70. The Scottish Government also accepts that its ambitions for the principles and charter may also imply the need for another, more fundamental form of redress. This may arise where a person wishes to challenge some fundamental aspect of the system ( e.g. the fairness of the appeals process or the nature of medical assessments) that they believe has fallen short of the standards articulated by the principles and charter. The agency's complaints procedures, however robust and consistent with the charter, may be unable to deal with matters of this nature and may also go beyond the current remit of the SPSO.
71. As part of the development of proposals for independent scrutiny (see paragraphs 23 to 25), the Scottish Government is therefore carefully examining the DACBEAG working group's advice, that the independent scrutiny body should have a role to play in protecting people's rights in relation to the charter. The intention is to provide a more accessible, immediate way of allowing the system (and the underlying policy) to flex and adapt to user feedback, and allow the ability to seek change without the costs, delay and anxiety of leaving people no option but to challenge Scottish Ministers in court.
72. The Scottish Government believes that such a function would be an innovative step in the administration of public services in Scotland, one that is strongly reflective of a rights based approach and would provide a new layer of expert, independent assurance that the principles, and the associated charter commitments, are in fact supporting the delivery of a system that lives up to these ideals.
73. While it is right that the details of this should be developed through a process of co-design, the Scottish Government will ensure that the proposals for independent scrutiny brought forward at Stage 2 are capable of supporting such a function. This will also take into account of the views of the Disability and Carer's Benefits Expert Advisory Group.
The Committee supports the view that the charter should be accessible and widely available.
74. The Scottish Government welcomes the Committee's assessment. In line with what is stated at paragraph 60 above, providing people with a clear, transparent and accessible understanding of their rights is key to the delivery of a system that lives up to dignity, respect and a rights based approach.
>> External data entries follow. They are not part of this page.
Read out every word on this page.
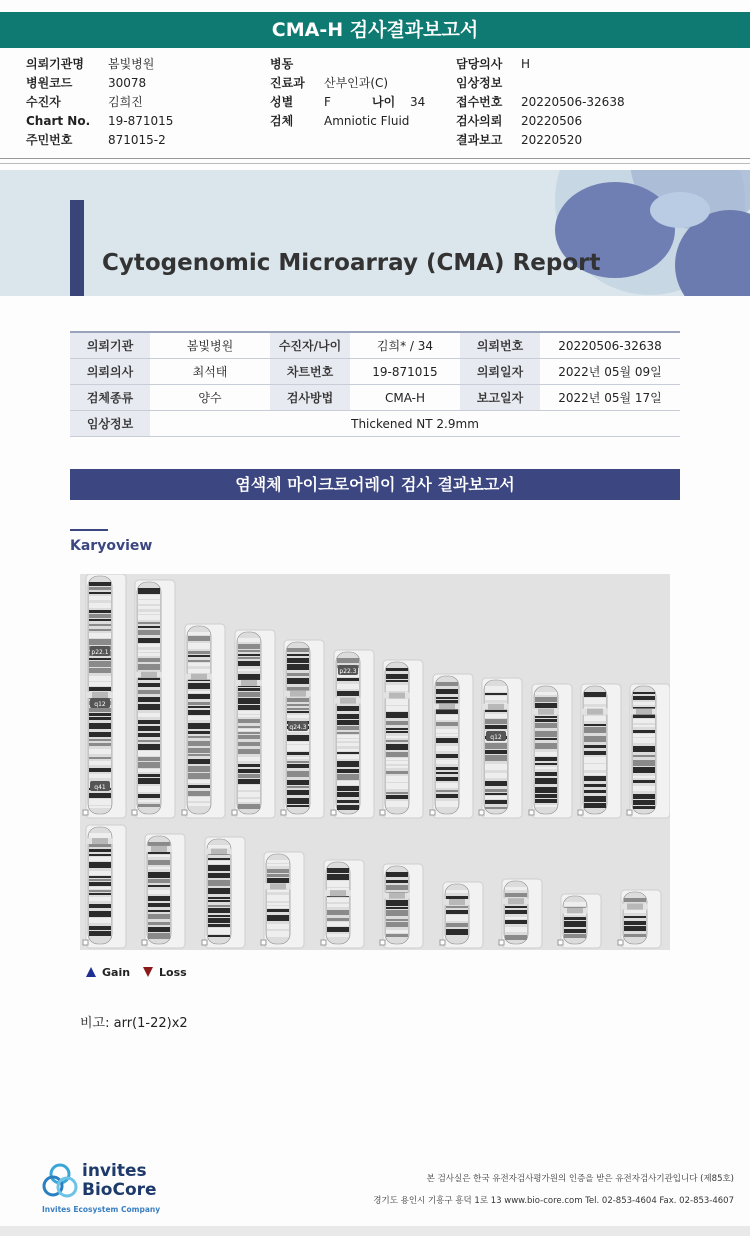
CMA-H 검사결과보고서
의뢰기관명 봄빛병원
병원코드	30078
수진자	김희진
Chart No. 19-871015
주민번호	871015-2
병동
진료과 산부인과(C)
성별	F	나이 34
검체	Amniotic Fluid
담당의사 H
임상정보
접수번호 20220506-32638
검사의뢰 20220506
결과보고 20220520
Cytogenomic Microarray (CMA) Report
의뢰기관	봄빛병원	수진자/나이	김희* / 34	의뢰번호	20220506-32638
의뢰의사	최석태	차트번호	19-871015	의뢰일자	2022년 05월 09일
검체종류	양수	검사방법	CMA-H	보고일자	2022년 05월 17일
임상정보	Thickened NT 2.9mm				
염색체 마이크로어레이 검사 결과보고서
Karyoview
p22.1
q12
q41
q24.3
p22.3
q12
Gain	Loss
비고: arr(1-22)x2
invites
BioCore
Invites Ecosystem Company
본 검사실은 한국 유전자검사평가원의 인증을 받은 유전자검사기관입니다 (제85호)
경기도 용인시 기흥구 흥덕 1로 13 www.bio-core.com Tel. 02-853-4604 Fax. 02-853-4607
75. With that objective in mind, the Scottish Government will work with those with direct experience of the system to identify the most effective ways of maximising the accessibility of the charter. This could, for example, include sending out a copy to all benefit recipients; displaying a version in agency buildings and other key public spaces; a programme of targeted communications activity and ensuring it is available in a wide range of formats and languages.
The Annual Report
The Committee is supportive of the creation of an annual reporting procedure to Parliament on the social security system and believes it will contribute to the accountability of the new system.
76. The Scottish Government welcomes the Committee's support. It believes that the scale, complexity and importance of these new powers demands a strong role for Parliament in scrutinising and holding Scottish Ministers to account for the successful delivery of a system that lives up to its legislative principles.
77. The Scottish Government hopes that its further commitments to introduce robust mechanisms for independent scrutiny will reinforce its commitment to transparency and accountability.